ここは中東スタイルなのに国政はあの国にしか思えない。
「ただそこまで強行することは無かったのですが」
「何かがおかしいと?」
「はい」
言われればそうだ。その方法で良いなら目標をユニバンスにする必要が無い。
「丁度良い口実が目の前にやって来たから?」
「それか遠い小国だからと侮っているかですね」
攻め込んでも小国のユニバンスから仕返しは……まあ普通想定しない。泣き寝入りが良い所だ。

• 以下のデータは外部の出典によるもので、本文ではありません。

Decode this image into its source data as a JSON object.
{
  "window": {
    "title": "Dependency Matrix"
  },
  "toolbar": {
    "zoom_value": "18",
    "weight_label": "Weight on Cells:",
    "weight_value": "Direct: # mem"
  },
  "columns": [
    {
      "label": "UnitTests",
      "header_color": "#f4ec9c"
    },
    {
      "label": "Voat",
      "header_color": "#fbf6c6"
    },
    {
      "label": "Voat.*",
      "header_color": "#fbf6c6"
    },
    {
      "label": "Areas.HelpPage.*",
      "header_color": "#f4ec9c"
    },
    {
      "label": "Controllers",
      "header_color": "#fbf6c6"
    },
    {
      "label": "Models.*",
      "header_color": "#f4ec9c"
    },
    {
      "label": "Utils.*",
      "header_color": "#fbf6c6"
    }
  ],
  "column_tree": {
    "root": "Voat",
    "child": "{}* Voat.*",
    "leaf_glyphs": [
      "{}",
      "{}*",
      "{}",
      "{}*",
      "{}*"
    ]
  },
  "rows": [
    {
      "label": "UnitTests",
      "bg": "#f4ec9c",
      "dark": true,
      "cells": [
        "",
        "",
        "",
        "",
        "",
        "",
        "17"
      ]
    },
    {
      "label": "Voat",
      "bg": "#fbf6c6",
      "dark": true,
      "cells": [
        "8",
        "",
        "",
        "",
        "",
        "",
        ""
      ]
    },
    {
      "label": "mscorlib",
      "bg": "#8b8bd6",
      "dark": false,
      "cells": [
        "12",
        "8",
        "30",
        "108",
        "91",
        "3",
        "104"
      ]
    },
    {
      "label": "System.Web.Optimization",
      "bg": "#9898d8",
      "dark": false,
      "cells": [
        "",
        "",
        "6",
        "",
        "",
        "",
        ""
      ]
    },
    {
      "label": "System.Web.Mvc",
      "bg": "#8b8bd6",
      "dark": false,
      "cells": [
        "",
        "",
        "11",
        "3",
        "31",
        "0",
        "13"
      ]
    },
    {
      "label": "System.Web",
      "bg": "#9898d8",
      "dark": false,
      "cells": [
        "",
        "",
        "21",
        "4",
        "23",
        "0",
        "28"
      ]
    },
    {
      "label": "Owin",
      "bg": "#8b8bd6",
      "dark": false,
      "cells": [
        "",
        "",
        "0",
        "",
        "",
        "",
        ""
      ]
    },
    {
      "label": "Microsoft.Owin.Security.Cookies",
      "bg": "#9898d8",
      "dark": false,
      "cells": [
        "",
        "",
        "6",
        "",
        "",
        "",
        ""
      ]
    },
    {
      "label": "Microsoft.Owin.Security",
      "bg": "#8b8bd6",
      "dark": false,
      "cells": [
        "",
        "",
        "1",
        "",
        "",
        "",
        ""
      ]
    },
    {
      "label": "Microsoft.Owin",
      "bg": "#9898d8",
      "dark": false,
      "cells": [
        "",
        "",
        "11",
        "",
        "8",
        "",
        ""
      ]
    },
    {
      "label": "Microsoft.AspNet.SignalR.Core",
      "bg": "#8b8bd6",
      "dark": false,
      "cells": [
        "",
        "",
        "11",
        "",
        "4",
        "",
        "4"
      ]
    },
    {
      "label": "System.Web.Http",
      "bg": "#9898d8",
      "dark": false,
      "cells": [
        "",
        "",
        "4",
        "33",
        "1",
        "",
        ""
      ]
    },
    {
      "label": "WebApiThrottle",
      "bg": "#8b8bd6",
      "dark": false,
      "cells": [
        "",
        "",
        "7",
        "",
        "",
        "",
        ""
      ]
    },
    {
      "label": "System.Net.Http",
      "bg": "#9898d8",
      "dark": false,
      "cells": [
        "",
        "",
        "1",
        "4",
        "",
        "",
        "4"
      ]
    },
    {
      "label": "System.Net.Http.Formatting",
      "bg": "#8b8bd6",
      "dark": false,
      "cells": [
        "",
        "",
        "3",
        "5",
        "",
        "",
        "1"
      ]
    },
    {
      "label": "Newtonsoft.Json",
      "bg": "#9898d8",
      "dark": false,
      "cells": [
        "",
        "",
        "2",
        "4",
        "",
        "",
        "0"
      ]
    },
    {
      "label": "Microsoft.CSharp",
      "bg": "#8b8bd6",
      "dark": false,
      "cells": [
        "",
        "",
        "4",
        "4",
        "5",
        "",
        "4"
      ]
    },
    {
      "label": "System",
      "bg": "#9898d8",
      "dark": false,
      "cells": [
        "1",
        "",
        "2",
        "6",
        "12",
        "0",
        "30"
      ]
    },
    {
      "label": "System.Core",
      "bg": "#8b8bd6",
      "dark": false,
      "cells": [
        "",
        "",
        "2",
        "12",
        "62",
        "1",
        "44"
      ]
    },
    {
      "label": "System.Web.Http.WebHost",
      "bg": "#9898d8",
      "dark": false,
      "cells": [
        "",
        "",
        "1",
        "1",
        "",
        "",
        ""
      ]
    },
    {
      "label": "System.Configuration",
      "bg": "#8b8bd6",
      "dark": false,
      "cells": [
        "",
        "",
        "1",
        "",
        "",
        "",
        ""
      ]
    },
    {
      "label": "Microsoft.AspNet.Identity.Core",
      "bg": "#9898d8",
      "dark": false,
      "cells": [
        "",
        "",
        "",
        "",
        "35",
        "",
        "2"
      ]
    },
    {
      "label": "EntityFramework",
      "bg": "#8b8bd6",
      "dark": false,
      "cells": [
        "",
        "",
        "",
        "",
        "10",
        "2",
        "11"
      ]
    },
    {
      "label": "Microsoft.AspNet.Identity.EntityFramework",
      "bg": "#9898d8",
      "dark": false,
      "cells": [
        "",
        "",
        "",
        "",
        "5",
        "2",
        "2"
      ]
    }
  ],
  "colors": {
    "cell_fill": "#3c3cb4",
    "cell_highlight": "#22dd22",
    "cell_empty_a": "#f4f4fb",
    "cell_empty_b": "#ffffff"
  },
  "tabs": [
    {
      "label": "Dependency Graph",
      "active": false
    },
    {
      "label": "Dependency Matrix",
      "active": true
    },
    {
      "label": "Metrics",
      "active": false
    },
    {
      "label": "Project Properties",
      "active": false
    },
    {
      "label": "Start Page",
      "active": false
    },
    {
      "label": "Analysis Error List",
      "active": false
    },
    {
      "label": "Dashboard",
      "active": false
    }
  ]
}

何より我が国の戦闘力を神聖国は知らない。ウチの国は何処かの野菜星人並みに厄介な人たちが多い。少数精鋭の見本のような人たちがいる。僕の傍でご飯を食べている。
「それかユニバンスに恨みが……あっ」
思い当たる節がある。まさかそんな過去が尾を引くなんてことは無いはずだ。
「ハウレムさん」
「何でしょうか?」
確認するべきだ。相手は国の中央に居た人物だ。知っているだろう。
「噂で聞いたのですが、何でも神聖国の中央ではメイド服の着用が禁じられているとか」
「誰がそんな馬鹿な話を」
オッサンが『なんて馬鹿な話を』と言いたげな笑みを浮かべた。そしてポーラが『だったら着替えても良いですよね!』と言いたげな表情を向けて来る。
「国指定のメイド服でしたら問題ありません」
分かってたよ。その手の落ちなど。
「……指定されていない服だと?」
「指定されていない服ですか?」
オッサンが首を傾げる。
僕は何となく視線を妹に向けると、彼女は紙とペンを取り出し片目を閉じた。
スラスラと紙の上にペン先が踊り一枚の絵を記した。ユニバンスではメイドさんが着用しているごく普通のメイド服だ。
「これは……」
受け取った紙を手にしたオッサンが目を剥く。
「これは呪われし悪魔の服!」
「……」
ポーラの目から光が消えた。
「これはダメです。中央でこの服は殺人鬼の服と呼ばれ、自殺志願者が身にまとう服なのです。この服を着ている者は何をされても保護されません。故に呪われた服なのです」
はっきりと彼はそう言い切った。そしてポーラの目が死んだ。
「……どうしてその服がそんな風に?」
「説明すれば長いのですが……この服を纏った殺人鬼が先代の女王陛下の首を狙ったのです」
「先代?」
言われてみると僕は女王陛下のことを全く知らない。
情報提供してくれたどこかのご婦人もそのことを手紙には書いてなかった。
「ハーレムさん」
「ハウレムです」
気にするな。
「女王陛下ってどんな人なのですか?」
僕の問いに彼の表情が無になった。
~あとがき~
ハーレムのオッサンとのトークばかりですね。
まあどうしても新しい場所に来ると説明回が増えてしまいます。
もう何回か続くと思いますが、基礎知識を得たら後は暴走です。